2.4. Chemosensing Studies of BODIPY Derivative 1 

The evaluation of BODIPY derivative 1 as an optical chemosensor was carried out in the presence of several anions (H₂PO₄^-, HSO₄^-, CN^-, F^-, I^-, NO₃^-, CH₃COO^-, Br^-, ClO₄^-, BzO^-). For this study, solutions of compound 1 (1 × 10⁻⁵ M) and the various anions (1 × 10⁻² M) were prepared in acetonitrile, and the preliminary study was carried out by the addition of 50 equivalents of each anion to the BODIPY derivative 1 solution. Solutions were visualized under natural light and in a UV-chamber under a lamp at 365 nm.

3. Results and Discussion

3.1. Synthesis of BODPY Derivative 1 

Carbazolyl-BODIPY 1 was synthesized in two reactional steps at room temperature.
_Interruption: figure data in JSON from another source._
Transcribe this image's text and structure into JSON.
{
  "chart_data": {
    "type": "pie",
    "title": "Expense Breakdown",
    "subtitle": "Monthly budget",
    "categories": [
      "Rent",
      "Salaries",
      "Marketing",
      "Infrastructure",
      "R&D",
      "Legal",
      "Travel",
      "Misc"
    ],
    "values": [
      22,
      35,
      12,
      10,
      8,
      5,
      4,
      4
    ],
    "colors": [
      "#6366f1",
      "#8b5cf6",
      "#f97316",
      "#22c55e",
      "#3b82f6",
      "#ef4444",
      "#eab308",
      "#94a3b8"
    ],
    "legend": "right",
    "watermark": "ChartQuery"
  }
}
The first step consisted in the condensation reaction of 2,4-dimethylpyrrole and N-ethylcarbazolyl-4-carbaldehyde in dichloromethane (DCM), in the presence of trifluoroacetic acid (TFA) as catalyst. The second reactional step involved oxidation of the dipyrromethane to dipyrromethene, through addition of a solution of 2,3-dichloro-5,6-diciano-p-benzoquinone (DDQ), followed by a complexation reaction with BF₃OEt₂ in presence of triethylamine (Scheme 1). Finally, the purification of the crude product by dry flash chromatography, using petroleum ether/ethyl acetate (4:1) as eluent, gave the pure BODIPY derivative 1 as a dark red solid at a 17% yield.
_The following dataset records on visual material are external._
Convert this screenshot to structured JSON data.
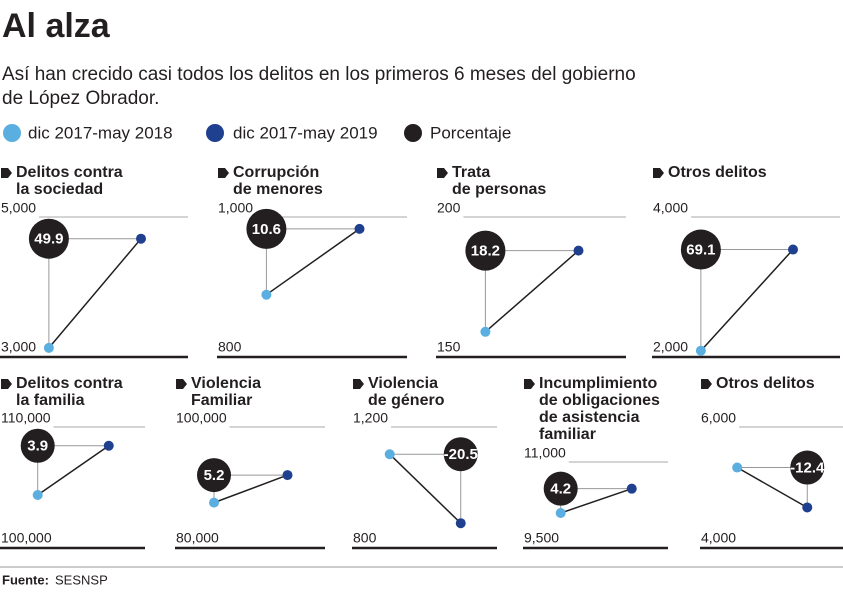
{
  "title": "Al alza",
  "subtitle": [
    "Así han crecido casi todos los delitos en los primeros 6 meses del gobierno",
    "de López Obrador."
  ],
  "legend": [
    {
      "name": "dic 2017-may 2018",
      "color": "#5aaee0"
    },
    {
      "name": "dic 2017-may 2019",
      "color": "#1f3f8f"
    },
    {
      "name": "Porcentaje",
      "color": "#231f20"
    }
  ],
  "source_label": "Fuente:",
  "source": "SESNSP",
  "chart_data": [
    {
      "type": "dot",
      "title": [
        "Delitos contra",
        "la sociedad"
      ],
      "ylim": [
        3000,
        5000
      ],
      "yticks": [
        {
          "value": 3000,
          "label": "3,000"
        },
        {
          "value": 5000,
          "label": "5,000"
        }
      ],
      "values": [
        3130,
        4690
      ],
      "change": 49.9
    },
    {
      "type": "dot",
      "title": [
        "Corrupción",
        "de menores"
      ],
      "ylim": [
        800,
        1000
      ],
      "yticks": [
        800,
        {
          "value": 1000,
          "label": "1,000"
        }
      ],
      "values": [
        889,
        983
      ],
      "change": 10.6
    },
    {
      "type": "dot",
      "title": [
        "Trata",
        "de personas"
      ],
      "ylim": [
        150,
        200
      ],
      "yticks": [
        150,
        200
      ],
      "values": [
        159,
        188
      ],
      "change": 18.2
    },
    {
      "type": "dot",
      "title": [
        "Otros delitos"
      ],
      "ylim": [
        2000,
        4000
      ],
      "yticks": [
        {
          "value": 2000,
          "label": "2,000"
        },
        {
          "value": 4000,
          "label": "4,000"
        }
      ],
      "values": [
        2090,
        3535
      ],
      "change": 69.1
    },
    {
      "type": "dot",
      "title": [
        "Delitos contra",
        "la familia"
      ],
      "ylim": [
        100000,
        110000
      ],
      "yticks": [
        {
          "value": 100000,
          "label": "100,000"
        },
        {
          "value": 110000,
          "label": "110,000"
        }
      ],
      "values": [
        104380,
        108450
      ],
      "change": 3.9
    },
    {
      "type": "dot",
      "title": [
        "Violencia",
        "Familiar"
      ],
      "ylim": [
        80000,
        100000
      ],
      "yticks": [
        {
          "value": 80000,
          "label": "80,000"
        },
        {
          "value": 100000,
          "label": "100,000"
        }
      ],
      "values": [
        87500,
        92050
      ],
      "change": 5.2
    },
    {
      "type": "dot",
      "title": [
        "Violencia",
        "de género"
      ],
      "ylim": [
        800,
        1200
      ],
      "yticks": [
        800,
        {
          "value": 1200,
          "label": "1,200"
        }
      ],
      "values": [
        1110,
        882
      ],
      "change": -20.5
    },
    {
      "type": "dot",
      "title": [
        "Incumplimiento",
        "de obligaciones",
        "de asistencia",
        "familiar"
      ],
      "ylim": [
        9500,
        11000
      ],
      "yticks": [
        {
          "value": 9500,
          "label": "9,500"
        },
        {
          "value": 11000,
          "label": "11,000"
        }
      ],
      "values": [
        10110,
        10535
      ],
      "change": 4.2
    },
    {
      "type": "dot",
      "title": [
        "Otros delitos"
      ],
      "ylim": [
        4000,
        6000
      ],
      "yticks": [
        {
          "value": 4000,
          "label": "4,000"
        },
        {
          "value": 6000,
          "label": "6,000"
        }
      ],
      "values": [
        5330,
        4670
      ],
      "change": -12.4
    }
  ]
}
Through the ¹H NMR spectrum, it was possible to confirm the presence of the carbazolyl group in the meso position of the BODIPY core, with the characteristic proton signals appearing in the aromatic zone of the spectrum. Additionally, the data obtained by mass spectrometry is in agreement with the expected structure.

3.2. Photophysical Characterization of BODIPY Derivative 1 

The photophysical characterization of BODIPY derivative 1 was investigated in acetonitrile solution. The compound showed an intense absorption band (log ε = 4.9) at 496 nm. Upon excitation at 480 nm, the compound exhibited an emission band at 507 nm (Figure 2). The relative fluorescence quantum yield, determined by using Rhodamine 6G in ethanol as fluorescence standard (Φ_F = 0.95), was found to be low (Φ_F = 0.019).
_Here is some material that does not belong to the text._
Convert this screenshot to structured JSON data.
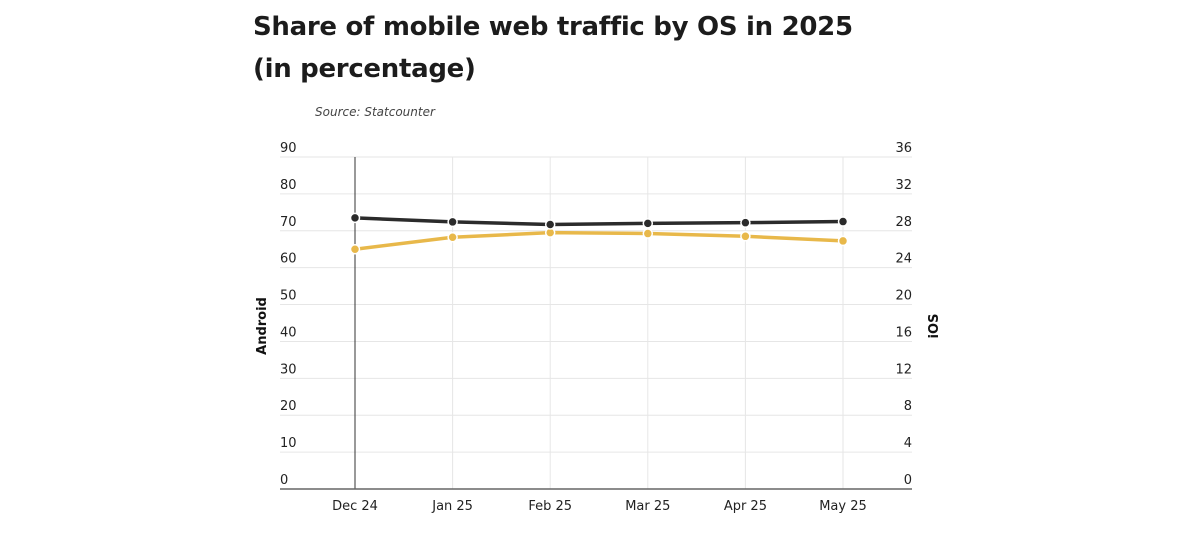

3.3. Chemosensing Studies of BODIPY Derivative 1 

Preliminary evaluation of carbazolyl-BODIPY 1 as an optical chemosensor was performed in the presence of several anions in acetonitrile solution. The study was carried out by addition of 50 equivalents of each anion to the compound’s solution and, as can be seen in Figure 3, there was a selective increase in the fluorescence of the compound upon addition of F^-.

4. Conclusions

The BODIPY derivative 1 functionalized at the meso position with a carbazolyl group was synthesized through a condensation reaction between 2,4-dimethylpyrrole and N-ethylcarbazolyl-4-carbaldehyde, at a 17% yield. This compound was characterized by the usual spectroscopic techniques and the photophysical properties were also determined. Additionally, the preliminary chemosensing study of BODIPY derivative 1 shows the selective recognition of F^- among several anions, through a perceptible enhancement of the fluorescence of the solution of the compound. Therefore, BODIPY 1 could be a potential selective fluorimetric chemosensor for the detection of fluoride.